# Fault Recovery


## Recovery from yellow state

The `yellow` state indicates the presence of unassigned replica shards.

**Query index status**

```
curl -s -XGET 'http://<host>:9200/_cat/indices?v'
curl -s -XGET 'http://<host>:9200/_cluster/health?level=indices'
```

**Query unassigned shards**

```
curl -s -XGET 'http://<host>:9200/_cat/shards?v' | grep UNASSIGNED
curl -s -XGET 'http://<host>:9200/_cluster/health?level=shards'
```

\* **Unreasonable index replica setting**

If the number of indexed replicas is set to be greater than the number of data nodes, leading to the cluster being in a `yellow` state, adjust the number of replicas to rectify the cluster status.

```
curl -XPUT \
http://<host>:9200/unassigned_index/_settings \
-H 'Content-Type: application/json' \
-d '{
    "index": {
        "number_of_replicas": replicasCount
    }
}'

# unassigned_index is the index of the unassigned shard
# replicasCount is the new number of index replicas
```

Under normal circumstances, unassigned replica shards will be automatically assigned and the cluster status will recover to `green`. Under special circumstances, it might be necessary to manually assign unassigned replica shards.

```
curl -XPOST \
http://<host>:9200/_cluster/reroute \
-H 'Content-Type: application/json' \
-d '{
    "commands": [{
        "allocate_replica": {
            "index": "unassigned_index",
            "shard": num,
            "node": "nodeName"
        }
    }]
}'

# unassigned_index is the index of the unassigned shard
# num is the sequence number of the unassigned shard
# nodeName is the node name, or can be the node ID, such as kVWViI1PQt2Bk2rP7PlrbQ
```

The cluster will attempt to allocate a maximum of index.allocation.max_retries time slices in a row (default is 5) before giving up and leaving the shard. This situation might be caused by structural problems, such as a analyzer referring to a stop word file that does not exist on any node. Once this problem has been resolved, manual retry allocation can be done by calling retry_failed on the [Reroute
API](https://www.elastic.co/guide/en/elasticsearch/reference/current/cluster-reroute.html), which will attempt to retry these shards once.

```
POST /_cluster/reroute?retry_failed=true
```

Worse cluster situations may result in unassigned primary shards. For manual allocation, refer to [Reroute](https://www.elastic.co/guide/en/elasticsearch/reference/current/cluster-reroute.html).

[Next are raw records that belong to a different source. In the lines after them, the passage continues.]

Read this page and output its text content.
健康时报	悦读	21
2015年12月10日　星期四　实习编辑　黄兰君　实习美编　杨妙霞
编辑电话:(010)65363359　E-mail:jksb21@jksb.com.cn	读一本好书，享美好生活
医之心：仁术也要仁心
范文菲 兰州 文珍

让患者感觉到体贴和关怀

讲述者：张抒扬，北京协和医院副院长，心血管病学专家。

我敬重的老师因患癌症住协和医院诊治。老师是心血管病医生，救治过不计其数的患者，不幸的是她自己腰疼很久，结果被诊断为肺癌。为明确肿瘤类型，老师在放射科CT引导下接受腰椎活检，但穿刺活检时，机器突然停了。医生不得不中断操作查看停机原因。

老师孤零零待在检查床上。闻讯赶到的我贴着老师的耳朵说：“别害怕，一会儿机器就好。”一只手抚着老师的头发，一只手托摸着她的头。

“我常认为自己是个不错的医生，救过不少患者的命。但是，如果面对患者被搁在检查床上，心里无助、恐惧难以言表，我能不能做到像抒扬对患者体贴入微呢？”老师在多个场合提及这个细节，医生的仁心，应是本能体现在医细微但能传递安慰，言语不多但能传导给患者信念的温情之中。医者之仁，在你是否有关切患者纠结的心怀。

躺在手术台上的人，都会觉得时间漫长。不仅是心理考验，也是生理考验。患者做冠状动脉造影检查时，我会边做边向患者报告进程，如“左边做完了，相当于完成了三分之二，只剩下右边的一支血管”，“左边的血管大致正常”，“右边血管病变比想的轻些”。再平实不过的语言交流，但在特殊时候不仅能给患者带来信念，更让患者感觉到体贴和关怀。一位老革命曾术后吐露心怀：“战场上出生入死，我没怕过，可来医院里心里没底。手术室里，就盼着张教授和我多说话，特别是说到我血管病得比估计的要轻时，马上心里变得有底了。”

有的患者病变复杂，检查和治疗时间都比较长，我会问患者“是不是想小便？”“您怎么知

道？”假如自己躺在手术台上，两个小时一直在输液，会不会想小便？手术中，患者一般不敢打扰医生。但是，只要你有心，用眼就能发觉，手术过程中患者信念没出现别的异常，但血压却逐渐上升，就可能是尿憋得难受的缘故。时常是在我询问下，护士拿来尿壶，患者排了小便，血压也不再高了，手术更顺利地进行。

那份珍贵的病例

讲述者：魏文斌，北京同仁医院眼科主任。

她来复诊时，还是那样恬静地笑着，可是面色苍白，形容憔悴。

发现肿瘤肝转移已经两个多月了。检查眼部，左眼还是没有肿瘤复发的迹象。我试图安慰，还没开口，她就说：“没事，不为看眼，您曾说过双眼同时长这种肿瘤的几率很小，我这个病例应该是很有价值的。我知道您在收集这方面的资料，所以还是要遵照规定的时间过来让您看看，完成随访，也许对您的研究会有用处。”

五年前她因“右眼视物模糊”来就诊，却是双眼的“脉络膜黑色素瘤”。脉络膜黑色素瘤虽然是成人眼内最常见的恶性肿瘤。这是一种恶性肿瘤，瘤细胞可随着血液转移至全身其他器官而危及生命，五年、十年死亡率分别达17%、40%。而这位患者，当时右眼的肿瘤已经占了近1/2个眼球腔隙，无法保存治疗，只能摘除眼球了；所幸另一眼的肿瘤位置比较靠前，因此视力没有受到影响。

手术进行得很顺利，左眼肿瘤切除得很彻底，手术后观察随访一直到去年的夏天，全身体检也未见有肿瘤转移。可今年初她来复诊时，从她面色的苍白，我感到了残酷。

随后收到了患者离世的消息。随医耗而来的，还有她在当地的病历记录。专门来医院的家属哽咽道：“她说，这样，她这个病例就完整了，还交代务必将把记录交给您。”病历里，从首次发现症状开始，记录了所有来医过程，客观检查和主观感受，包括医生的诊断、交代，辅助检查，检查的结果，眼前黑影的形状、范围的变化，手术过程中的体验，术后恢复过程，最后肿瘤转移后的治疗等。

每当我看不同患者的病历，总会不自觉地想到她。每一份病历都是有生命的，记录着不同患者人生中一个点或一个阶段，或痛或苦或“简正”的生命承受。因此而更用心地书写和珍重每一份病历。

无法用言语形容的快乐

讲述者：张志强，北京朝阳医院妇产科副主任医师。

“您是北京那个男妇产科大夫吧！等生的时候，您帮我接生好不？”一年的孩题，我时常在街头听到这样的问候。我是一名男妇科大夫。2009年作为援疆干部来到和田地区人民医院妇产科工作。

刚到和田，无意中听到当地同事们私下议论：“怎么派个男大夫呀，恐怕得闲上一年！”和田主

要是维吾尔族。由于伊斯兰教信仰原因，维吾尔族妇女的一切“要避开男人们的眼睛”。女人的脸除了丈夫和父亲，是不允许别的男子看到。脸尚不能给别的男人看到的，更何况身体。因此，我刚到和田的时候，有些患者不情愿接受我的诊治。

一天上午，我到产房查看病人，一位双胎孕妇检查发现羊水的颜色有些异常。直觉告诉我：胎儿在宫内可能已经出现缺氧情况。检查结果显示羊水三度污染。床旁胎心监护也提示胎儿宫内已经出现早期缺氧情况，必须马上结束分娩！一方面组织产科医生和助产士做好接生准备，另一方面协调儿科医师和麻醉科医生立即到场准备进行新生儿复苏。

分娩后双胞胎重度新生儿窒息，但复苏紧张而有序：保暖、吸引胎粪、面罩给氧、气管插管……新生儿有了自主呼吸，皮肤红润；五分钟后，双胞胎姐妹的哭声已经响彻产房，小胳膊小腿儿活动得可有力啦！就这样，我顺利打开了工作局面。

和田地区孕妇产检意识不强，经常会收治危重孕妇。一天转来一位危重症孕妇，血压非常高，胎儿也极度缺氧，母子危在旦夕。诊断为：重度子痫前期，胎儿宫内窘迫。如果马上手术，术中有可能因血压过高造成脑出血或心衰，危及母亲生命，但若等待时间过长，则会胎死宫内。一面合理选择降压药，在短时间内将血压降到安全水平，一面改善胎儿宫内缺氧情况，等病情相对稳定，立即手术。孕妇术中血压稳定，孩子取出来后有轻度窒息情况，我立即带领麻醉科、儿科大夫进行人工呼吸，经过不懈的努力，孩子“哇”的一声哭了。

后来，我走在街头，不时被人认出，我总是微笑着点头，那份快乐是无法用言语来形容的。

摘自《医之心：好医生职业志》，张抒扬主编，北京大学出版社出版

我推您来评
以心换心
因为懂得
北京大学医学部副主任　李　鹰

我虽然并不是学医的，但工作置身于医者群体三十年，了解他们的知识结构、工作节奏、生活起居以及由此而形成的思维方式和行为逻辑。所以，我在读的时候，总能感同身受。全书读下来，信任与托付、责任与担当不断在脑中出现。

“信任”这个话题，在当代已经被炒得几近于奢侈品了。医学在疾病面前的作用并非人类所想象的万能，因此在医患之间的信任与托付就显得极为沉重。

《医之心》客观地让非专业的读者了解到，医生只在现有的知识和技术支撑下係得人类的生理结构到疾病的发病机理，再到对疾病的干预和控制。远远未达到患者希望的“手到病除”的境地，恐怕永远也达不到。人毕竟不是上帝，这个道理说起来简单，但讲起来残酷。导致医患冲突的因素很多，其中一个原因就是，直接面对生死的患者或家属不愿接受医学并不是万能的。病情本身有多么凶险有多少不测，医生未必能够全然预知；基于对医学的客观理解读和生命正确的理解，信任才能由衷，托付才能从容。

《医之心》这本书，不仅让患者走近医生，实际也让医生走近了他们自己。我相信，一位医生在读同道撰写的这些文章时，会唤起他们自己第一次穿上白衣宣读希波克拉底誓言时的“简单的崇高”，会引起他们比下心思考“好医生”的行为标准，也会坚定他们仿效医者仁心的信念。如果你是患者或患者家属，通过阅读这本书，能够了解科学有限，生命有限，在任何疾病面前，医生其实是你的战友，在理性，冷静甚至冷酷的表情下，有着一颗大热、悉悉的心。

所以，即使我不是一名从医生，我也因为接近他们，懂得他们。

\* **Node disk usage exceeds threshold**

For the impact of node disk usage on shard allocation, refer to [Disk-based Shard
Allocation](https://www.elastic.co/guide/en/elasticsearch/reference/6.2/disk-allocator.html).

If high disk usage is causing the cluster to have unassigned shards, consider modifying the disk usage policy for temporary relief, or increase the number of nodes.

Additionally, if it is certain that some historical index data can be permanently deactivated, the cluster status can be restored by deleting such indices.